Journalismus basiert auf Integrität. Organisationen oder Einzelpersonen, die wissentlich etwas falsch darstellen oder schlichtweg lügen, werfen einen Schatten auf den Beruf, der nicht gerechtfertigt ist. Die besten Zeitungen und Zeitschriften, die besten TV-Sender und Nachrichtenagenturen halten sich an einen Kodex der Ethik und Normen. Die Menschen können sich wirklich auf diese Organisationen mit nachweislichen Ergebnissen verlassen. Wenn Politiker diese Organisationen als Fake News bezeichnen, liegt das wahrscheinlich daran, dass die Wahrheit nicht ihre Zwecke erfüllt. Ich glaube, wir müssen den Bürgern die Fähigkeit zusprechen, sich selbst ein Bild der Dinge zu machen.

Glauben Sie, dass der Journalismus im 21. Jahrhundert gesund ist?

Ja, ich glaube, er ist sehr gesund und entwickelt sich. Journalismus ist notwendig, damit die Gesellschaft richtig funktioniert. Er wird nicht verschwinden. Er wird stärker werden.
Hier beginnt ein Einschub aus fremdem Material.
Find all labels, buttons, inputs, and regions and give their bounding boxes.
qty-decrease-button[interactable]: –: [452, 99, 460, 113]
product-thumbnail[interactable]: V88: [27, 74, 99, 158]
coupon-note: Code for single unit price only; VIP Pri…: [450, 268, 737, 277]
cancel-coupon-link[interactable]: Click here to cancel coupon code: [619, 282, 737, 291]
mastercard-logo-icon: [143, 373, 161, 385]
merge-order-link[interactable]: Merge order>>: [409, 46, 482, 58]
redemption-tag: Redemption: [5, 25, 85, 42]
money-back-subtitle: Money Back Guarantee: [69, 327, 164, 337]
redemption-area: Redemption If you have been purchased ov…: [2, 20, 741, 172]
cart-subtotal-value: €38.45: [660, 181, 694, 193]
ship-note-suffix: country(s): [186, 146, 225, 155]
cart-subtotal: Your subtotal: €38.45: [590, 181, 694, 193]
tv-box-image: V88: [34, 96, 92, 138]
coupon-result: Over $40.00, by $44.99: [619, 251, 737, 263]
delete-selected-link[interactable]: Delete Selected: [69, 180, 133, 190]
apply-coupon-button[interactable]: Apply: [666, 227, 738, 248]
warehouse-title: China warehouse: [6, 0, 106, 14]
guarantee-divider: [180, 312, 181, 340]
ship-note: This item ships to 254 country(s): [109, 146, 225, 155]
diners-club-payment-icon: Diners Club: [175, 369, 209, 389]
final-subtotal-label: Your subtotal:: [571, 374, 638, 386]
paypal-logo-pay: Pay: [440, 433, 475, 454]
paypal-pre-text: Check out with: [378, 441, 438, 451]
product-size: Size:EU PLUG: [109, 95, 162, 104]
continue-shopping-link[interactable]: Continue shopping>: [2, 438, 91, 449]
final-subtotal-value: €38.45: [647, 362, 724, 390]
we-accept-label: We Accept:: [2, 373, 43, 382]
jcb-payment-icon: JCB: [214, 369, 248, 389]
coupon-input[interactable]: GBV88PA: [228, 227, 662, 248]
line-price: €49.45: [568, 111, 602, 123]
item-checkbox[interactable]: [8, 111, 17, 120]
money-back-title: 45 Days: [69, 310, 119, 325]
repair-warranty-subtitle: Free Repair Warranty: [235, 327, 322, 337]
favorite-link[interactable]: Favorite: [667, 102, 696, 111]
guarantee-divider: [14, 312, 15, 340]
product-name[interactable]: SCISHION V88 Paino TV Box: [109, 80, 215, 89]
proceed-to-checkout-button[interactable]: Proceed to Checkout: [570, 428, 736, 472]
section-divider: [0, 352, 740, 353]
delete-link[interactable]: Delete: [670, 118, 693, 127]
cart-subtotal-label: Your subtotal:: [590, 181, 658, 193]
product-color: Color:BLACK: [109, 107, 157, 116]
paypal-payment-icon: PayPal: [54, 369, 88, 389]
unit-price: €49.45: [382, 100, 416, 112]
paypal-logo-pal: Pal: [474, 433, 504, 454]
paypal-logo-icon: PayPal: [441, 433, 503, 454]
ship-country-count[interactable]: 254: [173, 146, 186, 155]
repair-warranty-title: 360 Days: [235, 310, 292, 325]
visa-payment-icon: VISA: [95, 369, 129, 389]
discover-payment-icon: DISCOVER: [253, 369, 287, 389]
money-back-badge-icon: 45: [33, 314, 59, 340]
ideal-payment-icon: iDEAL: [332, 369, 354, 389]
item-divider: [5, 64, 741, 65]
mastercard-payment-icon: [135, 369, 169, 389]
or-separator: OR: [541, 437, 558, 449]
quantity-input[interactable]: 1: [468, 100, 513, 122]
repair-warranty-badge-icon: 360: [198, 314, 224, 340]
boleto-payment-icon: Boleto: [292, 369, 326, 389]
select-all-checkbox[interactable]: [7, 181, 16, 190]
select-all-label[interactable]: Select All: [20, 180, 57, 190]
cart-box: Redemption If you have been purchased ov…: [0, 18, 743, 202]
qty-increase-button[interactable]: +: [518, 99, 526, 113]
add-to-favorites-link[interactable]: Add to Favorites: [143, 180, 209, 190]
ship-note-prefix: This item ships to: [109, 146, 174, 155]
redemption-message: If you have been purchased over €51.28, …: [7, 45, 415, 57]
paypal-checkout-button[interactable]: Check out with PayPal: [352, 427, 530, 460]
Welche Werkzeuge derzeit auch eingesetzt werden, wir werden sie richtig einsetzen. Und wenn dann etwas Neues hinzukommt, können wir uns daran anpassen. Ich kann nicht viel zu den wirtschaftlichen Aspekten einer Nachrichtenorganisation sagen, da ich nichts darüber weiss, aber ich bin mir sicher, dass die Menschen, die sich damit auskennen, Wege finden, um sich anzupassen.